A Letter to My Single Self

If I were to write a letter to my (just a few years ago) single self from the perspective of what I know now that I’m married, I’d have a few things to say.

Granted, I would likely have been too stubborn to listen to myself, but here we go. 

1)   Stop obsessing. Work to break your habit of obsessing! Relationships (or lack thereof) don’t cause you to obsess; they are merely the stage on which you currently play out your obsessive tendencies.  You’ll keep obsessing about the worry of the day for the rest of your life unless you train your mind to stop overthinking.

2)   Enjoy your life as it is.
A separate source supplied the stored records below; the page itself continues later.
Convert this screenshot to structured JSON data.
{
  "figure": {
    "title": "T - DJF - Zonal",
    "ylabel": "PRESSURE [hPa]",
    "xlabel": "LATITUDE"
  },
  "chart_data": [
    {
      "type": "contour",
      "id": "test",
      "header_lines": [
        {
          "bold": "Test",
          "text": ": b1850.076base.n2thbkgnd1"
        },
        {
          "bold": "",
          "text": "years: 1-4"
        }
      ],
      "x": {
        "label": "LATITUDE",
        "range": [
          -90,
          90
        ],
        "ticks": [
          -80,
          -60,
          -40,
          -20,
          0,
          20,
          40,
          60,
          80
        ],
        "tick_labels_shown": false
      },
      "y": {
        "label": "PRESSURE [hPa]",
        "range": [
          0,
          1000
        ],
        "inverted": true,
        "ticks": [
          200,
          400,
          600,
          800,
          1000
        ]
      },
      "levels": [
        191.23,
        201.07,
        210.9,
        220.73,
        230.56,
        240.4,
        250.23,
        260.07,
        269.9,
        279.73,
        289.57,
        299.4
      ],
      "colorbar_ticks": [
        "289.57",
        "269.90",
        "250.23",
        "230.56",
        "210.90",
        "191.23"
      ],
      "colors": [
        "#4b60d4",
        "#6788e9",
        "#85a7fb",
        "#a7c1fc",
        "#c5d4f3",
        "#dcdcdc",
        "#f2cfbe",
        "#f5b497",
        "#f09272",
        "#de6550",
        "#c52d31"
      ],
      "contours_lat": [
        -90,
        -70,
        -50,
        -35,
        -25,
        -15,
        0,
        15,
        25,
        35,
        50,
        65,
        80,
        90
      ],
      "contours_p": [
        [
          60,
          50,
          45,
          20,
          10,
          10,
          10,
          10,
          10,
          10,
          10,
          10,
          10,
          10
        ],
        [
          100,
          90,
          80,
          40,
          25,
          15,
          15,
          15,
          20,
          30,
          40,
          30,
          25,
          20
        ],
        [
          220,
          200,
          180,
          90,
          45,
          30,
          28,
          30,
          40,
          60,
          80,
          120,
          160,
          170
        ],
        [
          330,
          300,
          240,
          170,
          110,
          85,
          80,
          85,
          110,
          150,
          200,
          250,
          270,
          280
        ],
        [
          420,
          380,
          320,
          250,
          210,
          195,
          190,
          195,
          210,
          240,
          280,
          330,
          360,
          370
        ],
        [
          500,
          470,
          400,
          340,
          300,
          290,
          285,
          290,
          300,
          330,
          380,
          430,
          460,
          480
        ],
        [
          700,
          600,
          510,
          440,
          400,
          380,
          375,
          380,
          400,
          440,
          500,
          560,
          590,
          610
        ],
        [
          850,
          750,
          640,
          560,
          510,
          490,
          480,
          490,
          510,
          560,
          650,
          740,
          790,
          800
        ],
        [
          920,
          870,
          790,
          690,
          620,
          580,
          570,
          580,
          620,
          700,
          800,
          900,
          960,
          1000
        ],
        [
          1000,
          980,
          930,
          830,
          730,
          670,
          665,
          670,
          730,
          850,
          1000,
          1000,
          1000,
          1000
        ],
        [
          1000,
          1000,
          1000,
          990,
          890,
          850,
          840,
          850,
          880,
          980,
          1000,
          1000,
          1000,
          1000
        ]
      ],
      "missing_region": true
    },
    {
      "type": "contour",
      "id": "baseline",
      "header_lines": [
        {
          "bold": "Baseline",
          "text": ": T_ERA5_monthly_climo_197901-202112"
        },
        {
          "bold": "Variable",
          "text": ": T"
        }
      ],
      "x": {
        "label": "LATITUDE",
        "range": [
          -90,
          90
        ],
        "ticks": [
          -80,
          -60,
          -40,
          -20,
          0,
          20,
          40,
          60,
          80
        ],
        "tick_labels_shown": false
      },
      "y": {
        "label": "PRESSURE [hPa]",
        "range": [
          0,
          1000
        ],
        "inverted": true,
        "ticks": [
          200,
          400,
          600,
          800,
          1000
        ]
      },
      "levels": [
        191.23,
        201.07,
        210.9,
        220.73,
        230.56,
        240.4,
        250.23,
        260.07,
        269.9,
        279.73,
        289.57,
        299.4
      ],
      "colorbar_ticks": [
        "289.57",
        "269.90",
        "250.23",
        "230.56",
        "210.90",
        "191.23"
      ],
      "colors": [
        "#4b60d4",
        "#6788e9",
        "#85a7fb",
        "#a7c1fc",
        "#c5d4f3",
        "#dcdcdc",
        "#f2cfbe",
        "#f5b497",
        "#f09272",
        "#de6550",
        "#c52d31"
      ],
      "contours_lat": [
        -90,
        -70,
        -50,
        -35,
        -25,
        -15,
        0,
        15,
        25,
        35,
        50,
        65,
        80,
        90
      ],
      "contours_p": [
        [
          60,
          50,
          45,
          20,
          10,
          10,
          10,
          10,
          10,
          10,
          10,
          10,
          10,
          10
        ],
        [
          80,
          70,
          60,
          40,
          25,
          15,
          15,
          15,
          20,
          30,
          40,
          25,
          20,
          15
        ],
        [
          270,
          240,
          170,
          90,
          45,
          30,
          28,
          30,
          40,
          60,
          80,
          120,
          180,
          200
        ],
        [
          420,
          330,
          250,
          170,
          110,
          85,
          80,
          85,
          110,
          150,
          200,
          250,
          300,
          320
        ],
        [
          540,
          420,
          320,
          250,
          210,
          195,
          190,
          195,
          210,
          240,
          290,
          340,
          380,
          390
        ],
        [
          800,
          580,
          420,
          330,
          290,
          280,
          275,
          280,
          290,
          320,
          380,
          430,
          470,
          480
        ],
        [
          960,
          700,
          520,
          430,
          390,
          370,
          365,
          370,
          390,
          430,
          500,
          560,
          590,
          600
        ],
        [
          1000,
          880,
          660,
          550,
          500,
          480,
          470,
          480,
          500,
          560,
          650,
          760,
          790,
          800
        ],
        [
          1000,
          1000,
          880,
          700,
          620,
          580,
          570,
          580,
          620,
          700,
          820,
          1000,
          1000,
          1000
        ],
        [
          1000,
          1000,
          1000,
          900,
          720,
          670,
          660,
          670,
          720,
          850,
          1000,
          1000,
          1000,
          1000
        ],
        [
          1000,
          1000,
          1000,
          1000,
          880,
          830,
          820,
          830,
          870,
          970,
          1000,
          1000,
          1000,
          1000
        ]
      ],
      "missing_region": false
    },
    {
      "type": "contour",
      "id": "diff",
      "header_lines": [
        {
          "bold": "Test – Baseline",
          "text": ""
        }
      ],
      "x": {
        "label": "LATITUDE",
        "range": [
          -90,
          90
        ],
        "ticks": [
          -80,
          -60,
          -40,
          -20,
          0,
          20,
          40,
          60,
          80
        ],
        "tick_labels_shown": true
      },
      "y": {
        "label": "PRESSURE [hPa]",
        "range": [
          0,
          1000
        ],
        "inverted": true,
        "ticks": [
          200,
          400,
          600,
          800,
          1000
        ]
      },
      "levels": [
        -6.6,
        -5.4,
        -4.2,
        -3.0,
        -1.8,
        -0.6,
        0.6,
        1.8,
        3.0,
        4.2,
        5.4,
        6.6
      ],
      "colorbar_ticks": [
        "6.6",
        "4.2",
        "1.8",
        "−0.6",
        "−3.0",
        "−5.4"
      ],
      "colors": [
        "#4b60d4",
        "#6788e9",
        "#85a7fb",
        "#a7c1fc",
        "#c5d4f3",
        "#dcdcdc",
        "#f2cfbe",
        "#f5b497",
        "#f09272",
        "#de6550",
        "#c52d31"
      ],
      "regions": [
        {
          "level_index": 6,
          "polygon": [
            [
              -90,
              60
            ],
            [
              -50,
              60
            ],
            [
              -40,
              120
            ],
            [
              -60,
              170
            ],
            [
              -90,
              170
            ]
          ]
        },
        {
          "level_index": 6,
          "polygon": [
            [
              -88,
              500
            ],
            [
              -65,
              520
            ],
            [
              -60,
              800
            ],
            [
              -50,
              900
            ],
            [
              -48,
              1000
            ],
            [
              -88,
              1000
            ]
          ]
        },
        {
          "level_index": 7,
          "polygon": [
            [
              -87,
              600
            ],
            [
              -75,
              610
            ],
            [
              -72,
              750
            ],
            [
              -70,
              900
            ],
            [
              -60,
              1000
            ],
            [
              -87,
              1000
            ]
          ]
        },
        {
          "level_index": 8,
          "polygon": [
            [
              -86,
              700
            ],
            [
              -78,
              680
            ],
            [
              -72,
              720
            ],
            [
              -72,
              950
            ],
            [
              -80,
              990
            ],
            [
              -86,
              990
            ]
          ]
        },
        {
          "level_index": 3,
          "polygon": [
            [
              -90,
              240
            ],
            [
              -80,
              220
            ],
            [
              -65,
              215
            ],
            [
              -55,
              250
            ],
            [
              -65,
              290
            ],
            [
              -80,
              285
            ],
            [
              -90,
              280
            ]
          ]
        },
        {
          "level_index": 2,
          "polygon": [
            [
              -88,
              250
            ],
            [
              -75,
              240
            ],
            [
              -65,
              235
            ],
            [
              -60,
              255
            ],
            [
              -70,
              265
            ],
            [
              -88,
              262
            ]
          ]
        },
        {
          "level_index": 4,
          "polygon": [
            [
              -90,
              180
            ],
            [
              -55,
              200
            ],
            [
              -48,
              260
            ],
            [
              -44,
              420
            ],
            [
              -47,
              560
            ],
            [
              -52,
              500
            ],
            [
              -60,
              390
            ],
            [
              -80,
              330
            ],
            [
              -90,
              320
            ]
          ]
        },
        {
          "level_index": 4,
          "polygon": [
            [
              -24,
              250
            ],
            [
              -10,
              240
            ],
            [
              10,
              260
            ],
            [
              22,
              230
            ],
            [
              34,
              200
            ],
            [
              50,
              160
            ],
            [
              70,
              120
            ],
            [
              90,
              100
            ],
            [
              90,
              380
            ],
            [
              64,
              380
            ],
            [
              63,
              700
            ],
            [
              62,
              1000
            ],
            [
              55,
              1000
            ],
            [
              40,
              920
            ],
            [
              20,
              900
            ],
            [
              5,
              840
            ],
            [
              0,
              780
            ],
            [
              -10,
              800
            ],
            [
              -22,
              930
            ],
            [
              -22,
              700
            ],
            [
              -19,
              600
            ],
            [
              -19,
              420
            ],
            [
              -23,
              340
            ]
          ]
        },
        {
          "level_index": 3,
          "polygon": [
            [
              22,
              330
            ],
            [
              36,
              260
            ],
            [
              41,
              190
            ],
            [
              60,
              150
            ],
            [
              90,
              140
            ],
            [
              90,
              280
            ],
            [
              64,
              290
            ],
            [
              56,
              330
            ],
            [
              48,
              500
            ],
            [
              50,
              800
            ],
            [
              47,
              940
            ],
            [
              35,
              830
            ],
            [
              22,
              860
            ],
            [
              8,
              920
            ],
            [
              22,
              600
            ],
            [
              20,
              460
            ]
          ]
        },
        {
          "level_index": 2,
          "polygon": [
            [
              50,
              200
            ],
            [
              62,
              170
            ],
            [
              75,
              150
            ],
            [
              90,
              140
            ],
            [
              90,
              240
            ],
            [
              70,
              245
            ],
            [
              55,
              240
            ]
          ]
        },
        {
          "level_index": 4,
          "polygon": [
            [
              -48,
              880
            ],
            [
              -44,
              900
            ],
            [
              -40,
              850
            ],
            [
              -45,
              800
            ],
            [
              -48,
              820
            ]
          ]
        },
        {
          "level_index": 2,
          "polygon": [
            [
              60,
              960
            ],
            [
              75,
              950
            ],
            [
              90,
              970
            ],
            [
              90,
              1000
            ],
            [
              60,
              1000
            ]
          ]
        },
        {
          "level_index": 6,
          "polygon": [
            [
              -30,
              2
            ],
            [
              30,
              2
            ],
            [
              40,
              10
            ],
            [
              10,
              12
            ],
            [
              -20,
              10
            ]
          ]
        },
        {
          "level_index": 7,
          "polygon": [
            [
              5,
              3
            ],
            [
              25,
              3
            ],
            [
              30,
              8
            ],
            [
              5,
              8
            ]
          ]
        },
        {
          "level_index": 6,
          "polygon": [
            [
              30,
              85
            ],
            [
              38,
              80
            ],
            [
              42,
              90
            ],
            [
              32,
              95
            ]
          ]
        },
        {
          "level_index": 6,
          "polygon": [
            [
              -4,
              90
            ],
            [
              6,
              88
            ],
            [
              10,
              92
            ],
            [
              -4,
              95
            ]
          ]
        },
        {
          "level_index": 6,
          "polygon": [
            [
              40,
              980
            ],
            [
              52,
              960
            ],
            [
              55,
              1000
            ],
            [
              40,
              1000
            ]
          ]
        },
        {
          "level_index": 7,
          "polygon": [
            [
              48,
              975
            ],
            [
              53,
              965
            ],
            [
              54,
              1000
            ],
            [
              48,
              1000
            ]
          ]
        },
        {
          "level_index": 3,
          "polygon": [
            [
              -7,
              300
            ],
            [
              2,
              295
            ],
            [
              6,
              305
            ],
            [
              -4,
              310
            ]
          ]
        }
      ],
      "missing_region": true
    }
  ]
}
Try to enjoy all the things about singleness there are to enjoy—like tons of time to invest relationally in lots of different people, the freedom to spend your time and money however you think best, and the chance to travel wherever you want.  You will never have as much time to develop a wide community of friends, or as much free time, as you do as a single person.

3)   Live now. Do your best to live fully in the present. Learn to slow your mind down to fully appreciate and embrace the now. Don’t spin ahead constantly to the future, or overanalyze the past. Now is what you have and where God is.  The future doesn’t belong to you yet.

4)   Don’t be a toy. Walk away from men who toy with you and only half-pursue.  You’re just wasting your time, and your heart. If a man wants you, he will pursue you; if he isn’t, he doesn’t. Don’t explain away half-hearted pursuits as “issues” or fears a man has and hang on, hoping for change. Whatever issues or fears a man may have will not stop him from pursuing you if he wants you.  So again, if he isn’t, he doesn’t.

5)   Let the man pursue you. Be warm and inviting, but don’t make the first move. Don’t return a man’s relational energy towards you tit for tat. Give back at a rate of about 75%.   A man needs “chasing space.”  In the words of Man Men’s Betty Draper to her daughter Sally, “You don’t kiss boys.  They kiss you.”

6)   Pay attention to pain in relationships. If a man is causing you a lot of pain while he is dating you, he would probably cause you even more pain if he married you. To say it another way:  however a man treats you while dating you is a good indication of how he will treat you while married to you. You can’t expect him to treat you significantly differently after the ring is on your finger.

7)   Pay attention to who wants to pursue you. And, if there is any inkling of interest on your part, give him a chance.  God might wrap your future husband in a package you don’t recognize or expect at first.

8)   Deal with your issues.  (See Numbers 1 and 3.) Whatever you struggle with as a single person, you will continue to struggle with as a married person, just in a different context.

9)   Listen. Listen to the advice of those who are older and/or wiser around you. Get their opinions about your dating candidates, and pay attention.

10)   Have fun! When dates come along, enjoy getting dressed up and going out to eat or getting to know someone new.  Don’t take the process, or yourself, too seriously.

So, if you are a little less stubborn than I am, maybe some of these insights from the “other side” just might be of help.  I certainly hope so!

Anne

6 Responses to A Letter to My Single Self

  1. Kristen says:

    Great post. Thank you for sharing your wisdom & insights!

  2. Lover of God says:

    How long does this 75% exist? until marriage? or even in marriage am I supposed to give him only that so he can have chase space? Does he need that always, in a relationship?

  3. A says:

    This is beautiful! It’s supportive of the desire for marriage while at the same time giving us reasons to enjoy where we are in our single lives. A perfect 10! I especially love number 6 and 7! I think many women lose out on possible prospects just because they weren’t willing to give a man a chance. A chance is all they need. A chance won’t break your heart. Right now, a man who’s two years my junior is pursuing me and it was hard because I wonder if he can be mature enough – but so far so good – he’s the perfect gentleman and he takes his role seriously! We’ll see how it all ends up 🙂 Anyway, love the blog and I LOVE this blog. 😉 Thanks for being that often silenced voice for the truth of God’s love for the marriage union.
    -A

  4. Daniela says:

    Thank you very much Anne for this very good advice – just came in the right time 🙂 Indeed, I also like number 5!

  5. Anne says:

    Melody, I think #5 was the hardest for me, too… !! Glad you found this helpful.

    Anne

  6. Melody says:

    Hey Anne! Thanks so much for these! I to am often a “hater” of advice from married women but I believe these come from a place of wisdom. As a person with an out going personality it has taken me YEARS to realize the truth in number 5, and boy is it true! This is an encouragement as I continue on in my singleness journey!